Kazakhstan will be ready to provide infrastructure for the transit of Russian gas to Uzbekistan for the “autumn-winter 2024” once Tashkent and Moscow conclude negotiations over volume and price, Kazakhstan’s Energy Minister Almasadam Satkaliyev said this week. It’s the latest bit of news tied to the prospect of Russia exporting gas to Kazakhstan and Uzbekistan. Despite being both producers and exporters of natural gas themselves, in recent winters Tashkent and Astana have run into energy crunches, squeezed between rising domestic demands and existing contracts with China, the gap exacerbated by aged infrastructure in some cases.

Although Kazakh and Uzbek officials chaffed at talk of a “gas union” with Russia in late 2022, the idea of importing gas from Russia itself had merit. In January, Gazprom signed “roadmaps” for cooperation with both the Kazakh and Uzbek governments. Details were thin about the roadmaps, but Uzbekistan said it would begin importing Russian gas on March 1.

In February, Uzbek Energy Minister Zhurabek Mirzamakhmudov and his Kazakh counterpart, Bolat Akchulakov (who in April was appointed a presidential adviser) met with Gazprom Chairman Alexey Miller in St. Petersburg and discussed “possibilities” of a trilateral gas arrangement.

Gazeta.uz reported that during the February meeting officials were considering routing gas through the Central Asia-Center (CAC) pipeline (which runs from Turkmenistan through Uzbekistan and Kazakhstan to Russia) and the Bukhara-Ural pipeline, which runs from Uzbekistan through Kazakhstan to Russia. 
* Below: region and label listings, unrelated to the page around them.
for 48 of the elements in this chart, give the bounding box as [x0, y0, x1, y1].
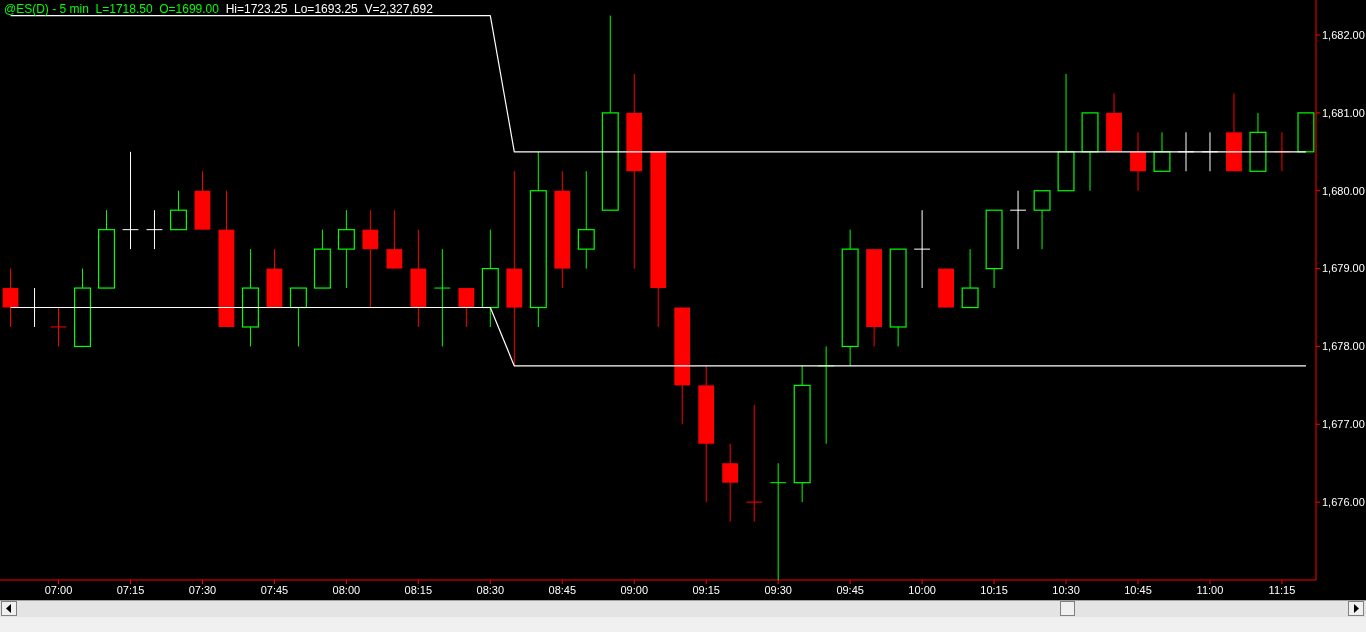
x-tick-label: 11:15 [1268, 583, 1296, 596]
x-tick-label: 07:15 [116, 583, 145, 596]
x-tick-label: 10:30 [1052, 583, 1080, 596]
x-tick-label: 10:15 [980, 583, 1008, 596]
x-tick-label: 07:00 [44, 583, 73, 596]
x-tick-label: 09:30 [764, 583, 792, 596]
candlestick [745, 404, 763, 523]
candlestick [337, 209, 355, 289]
y-tick-label: 1,682.00 [1322, 28, 1365, 41]
y-tick-label: 1,676.00 [1322, 496, 1365, 509]
candlestick [913, 209, 931, 289]
candlestick [1033, 190, 1051, 250]
candlestick [169, 190, 187, 231]
x-tick-label: 10:45 [1124, 583, 1152, 596]
candlestick [362, 209, 379, 309]
y-tick-label: 1,680.00 [1322, 184, 1365, 197]
x-tick-label: 08:15 [404, 583, 433, 596]
candlestick [769, 462, 787, 580]
x-tick-label: 09:00 [620, 583, 649, 596]
chart-title: @ES(D) - 5 min L=1718.50 O=1699.00 [4, 2, 219, 16]
y-tick-label: 1,677.00 [1322, 418, 1365, 431]
x-tick-label: 08:45 [548, 583, 577, 596]
candlestick [1009, 190, 1027, 250]
candlestick [386, 209, 403, 270]
x-tick-label: 09:15 [692, 583, 720, 596]
candlestick [50, 307, 67, 347]
y-tick-label: 1,679.00 [1322, 262, 1365, 275]
candlestick [289, 287, 307, 347]
x-tick-label: 07:30 [188, 583, 217, 596]
candlestick [577, 170, 595, 270]
y-tick-label: 1,681.00 [1322, 106, 1365, 119]
x-tick-label: 10:00 [908, 583, 936, 596]
candlestick [1130, 131, 1146, 192]
x-tick-label: 07:45 [260, 583, 289, 596]
candlestick [122, 151, 139, 250]
candlestick [1153, 131, 1171, 172]
candlestick [433, 248, 451, 347]
candlestick [2, 268, 19, 328]
chart-subtitle: Hi=1723.25 Lo=1693.25 V=2,327,692 [224, 2, 433, 16]
candlestick [458, 287, 475, 328]
x-tick-label: 11:00 [1196, 583, 1224, 596]
candlestick [722, 443, 739, 523]
candlestick [146, 209, 163, 250]
candlestick [961, 248, 979, 309]
y-tick-label: 1,678.00 [1322, 340, 1365, 353]
x-tick-label: 08:00 [332, 583, 361, 596]
x-tick-label: 08:30 [476, 583, 505, 596]
x-tick-label: 09:45 [836, 583, 864, 596]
A source told the Uzbek media outlet that in order to supply natural gas from Russia to the Central Asian states via the CAC pipeline, significant investments and new compressor stations would be necessary to allow for the reversal of the flow. And in late February, Kazakhstan announced that it planned to start work on a third line for the Bukhara-Ural pipeline, at an estimated cost of $95.6 million.